We now crossed the stream again by another set of stepping stones and strolled back to the beach. There was a sort of pirate boat anchored off shore, which we discovered was for some Russians that had been visiting the ruins. The boat was a gulet, a wide-beamed traditional boat that can be hired for 'blue cruises' of about four days to explore the coast.
It was hot strolling along the beach, so we eventually took shelter in a shady cafe serving gozleme, or turkish pancakes. We ordered chocolate filled ones with homemade lemonade - rather like the fresh lime we used to have in Oman. It came with sprigs of mint and a slice of lemon and was so refreshing. After Alan had a cappuccino and I had a turkish coffee which is very tasty, but very small and very thick at the bottom. I was glad of the water that came with it - surely not from a bottle! Further walking along the beach we spotted what we think was a masked shrike on the telegraph wires, but he was soon gone.

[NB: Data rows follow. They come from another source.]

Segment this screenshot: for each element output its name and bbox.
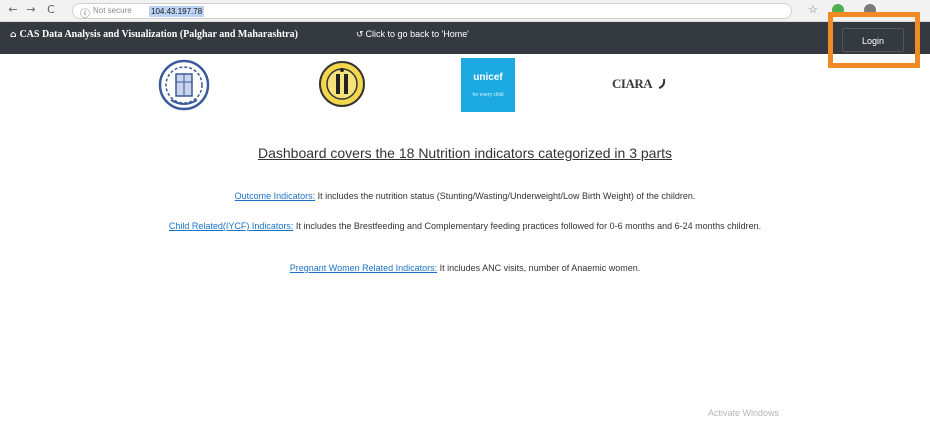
login-button[interactable]: Login [842, 28, 904, 52]
child-related-indicators-link[interactable]: Child Related(IYCF) Indicators: [169, 221, 294, 231]
browser-toolbar: ← → C ⓘ Not secure 104.43.197.78 ☆ [0, 0, 930, 22]
indicator-description: Outcome Indicators: It includes the nutr… [100, 190, 830, 202]
ciara-logo: CIARA [612, 74, 668, 96]
url-text[interactable]: 104.43.197.78 [149, 6, 205, 17]
activate-windows-watermark: Activate Windows [708, 408, 780, 418]
outcome-indicators-link[interactable]: Outcome Indicators: [235, 191, 316, 201]
page-headline: Dashboard covers the 18 Nutrition indica… [258, 145, 672, 161]
reload-icon[interactable]: C [44, 3, 58, 17]
brand[interactable]: ⌂ CAS Data Analysis and Visualization (Pa… [10, 29, 298, 40]
home-link-label: Click to go back to 'Home' [365, 29, 470, 39]
outcome-indicators-text: It includes the nutrition status (Stunti… [315, 191, 696, 201]
home-icon: ⌂ [10, 30, 17, 40]
bookmark-star-icon[interactable]: ☆ [808, 3, 818, 16]
indicator-description: Child Related(IYCF) Indicators: It inclu… [140, 220, 790, 232]
unicef-wordmark: unicef [473, 72, 503, 83]
partner-seal-logo [318, 60, 366, 108]
address-bar[interactable]: ⓘ Not secure 104.43.197.78 [72, 3, 792, 20]
forward-arrow-icon[interactable]: → [24, 3, 38, 17]
home-link[interactable]: ↺ Click to go back to 'Home' [356, 29, 469, 40]
pregnant-women-indicators-link[interactable]: Pregnant Women Related Indicators: [290, 263, 437, 273]
site-navbar: ⌂ CAS Data Analysis and Visualization (Pa… [0, 22, 930, 54]
info-icon[interactable]: ⓘ [80, 5, 90, 20]
ciara-wordmark: CIARA [612, 76, 653, 91]
pregnant-women-indicators-text: It includes ANC visits, number of Anaemi… [437, 263, 641, 273]
iit-bombay-logo [157, 58, 211, 112]
brand-title: CAS Data Analysis and Visualization (Pal… [19, 29, 298, 40]
child-related-indicators-text: It includes the Brestfeeding and Complem… [293, 221, 762, 231]
back-home-icon: ↺ [356, 30, 364, 40]
back-arrow-icon[interactable]: ← [6, 3, 20, 17]
unicef-logo: unicef for every child [461, 58, 515, 112]
indicator-description: Pregnant Women Related Indicators: It in… [100, 262, 830, 274]
security-label: Not secure [93, 6, 132, 15]
unicef-tagline: for every child [472, 92, 504, 98]
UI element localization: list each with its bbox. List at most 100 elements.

Then the road back to the hotel for a quiet hour or two before dinner.


Near the start we also saw a crested lark (in a cafe!) and a big lizard.
Tonight we met the other walkers, K&K, who only took 6hrs to do the walk! For dinner we had leek and cucumber soup with dill, turkish salad with stuffed peppers and something, then grilled dorada. All very tasty with our left over wine.